5/5 21/25 Possible Score
Plot – 4(Strong)
Characters – 5(Very Strong)
World Building – 5(Very Strong)
Writing – 3(Fine)
Heart & Mind Aspect – 4(Strong)
Assassin’s Quest by Robin Hobb takes the court intrigue model of the first two books, that focuses mostly on the Castle of Buckkeep and the royal court there, and throws it out the window in favor of a more traditional fantasy questing. This entry into the Farseer Trilogy is all about Fitz learning who he is as a man without anyone telling him what to do. Like a lot of new adults, he makes some pretty dumb decisions at times. He is led by his emotions often and he sometimes flounders about the countryside trying to shirk his responsibilities. One of the main criticisms of this book is that it is too long, with way too much time spent with Fitz walking around the woods, and that he makes stupid decisions. I personally am absolutely fine with this because book 1 is about him dealing with his life as a child and losing his innocence. Book 2 is about Fitz learning responsibility, and dealing with teenage issues and reactions. Book 3 is all about him figuring out who he is as a man and I expect that to be messy at times.

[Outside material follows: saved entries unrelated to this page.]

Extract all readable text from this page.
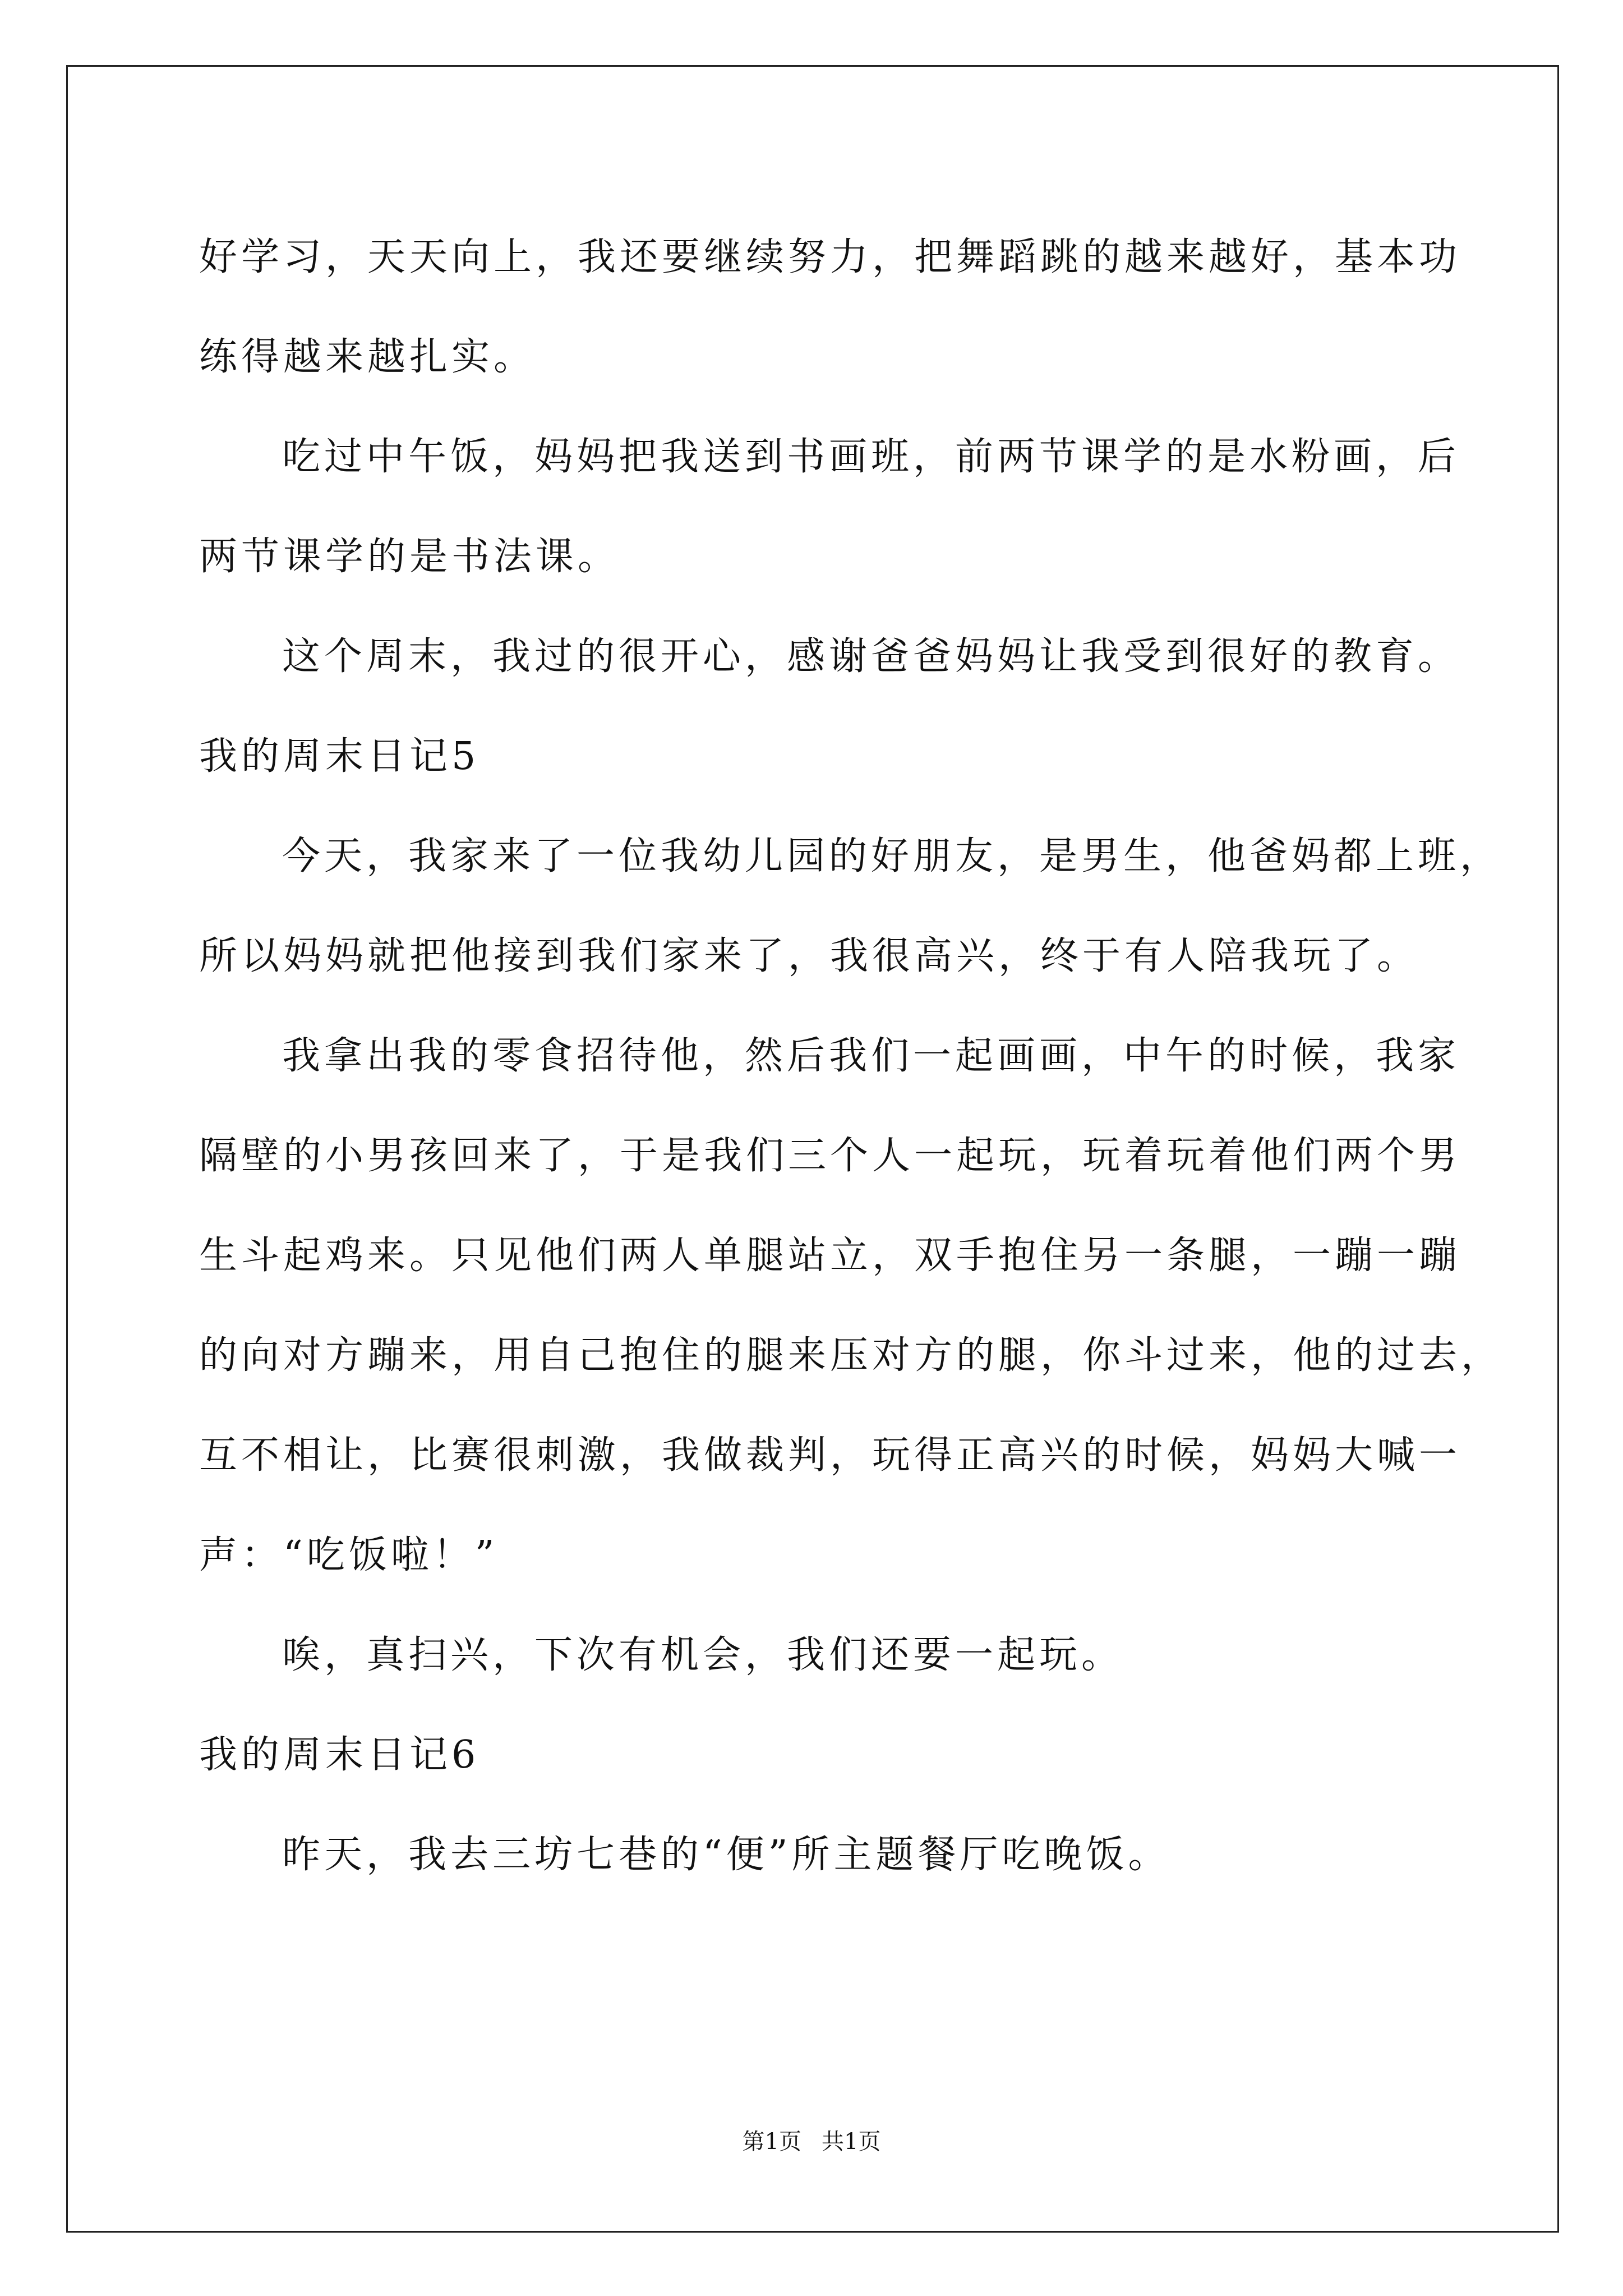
好学习，天天向上，我还要继续努力，把舞蹈跳的越来越好，基本功

练得越来越扎实。

吃过中午饭，妈妈把我送到书画班，前两节课学的是水粉画，后

两节课学的是书法课。

这个周末，我过的很开心，感谢爸爸妈妈让我受到很好的教育。

我的周末日记5

今天，我家来了一位我幼儿园的好朋友，是男生，他爸妈都上班，

所以妈妈就把他接到我们家来了，我很高兴，终于有人陪我玩了。

我拿出我的零食招待他，然后我们一起画画，中午的时候，我家

隔壁的小男孩回来了，于是我们三个人一起玩，玩着玩着他们两个男

生斗起鸡来。只见他们两人单腿站立，双手抱住另一条腿，一蹦一蹦

的向对方蹦来，用自己抱住的腿来压对方的腿，你斗过来，他的过去，

互不相让，比赛很刺激，我做裁判，玩得正高兴的时候，妈妈大喊一

声：“吃饭啦！”

唉，真扫兴，下次有机会，我们还要一起玩。

我的周末日记6

昨天，我去三坊七巷的“便”所主题餐厅吃晚饭。

第1页 共1页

Before this series, I read a lot of traditional fantasy where a party of tropes would be traveling the land on a quest to stop a big evil. Even though I loved the first two books in this series, I just remember how excited I was to finally explore the Six Duchies, and the areas beyond the Mountain Kingdom. Rereading this book now, I realize that the world building that was in this third book is so important to the rest of Robin Hobb’s books, and it was on a whole new level from the previous two Farseer books. The world building in this third book has such interesting mysteries and backstories for the Six Duchies, the dragons, and our characters.
The characters in Assassin’s Quest are my favorite in the three books. We learn so much more about Fitz as he learns about himself. We get more background on The Fool which is always a treat, but Hobb also adds Kettle and Starling as characters in this book. Kettle is one of my favorite character in the whole series and I just love her story and the mystery that surrounds her. All the other characters, Kettricken, Burrich, Molly, Verity, and Rolf have just such great stories that I absolutely love. Not to mention that Nighteyes completely steals the show in this book.
I definitely recommend Assassin’s Quest to people reading the Farseer Trilogy. I absolutely love the traveling and inner struggles of Fitz. Like I’ve said in other reviews, I really relate to Fitz, and I could see myself making the same decisions that he does, because I’m an emotional person too. If a reader can look past the longer scenes of traveling, Fitz making brash decisions, and Fitz somehow escaping capture multiple times, than you’ll enjoy this book. However, if these three things annoy you too much, then it might not be your favorite Farseer book.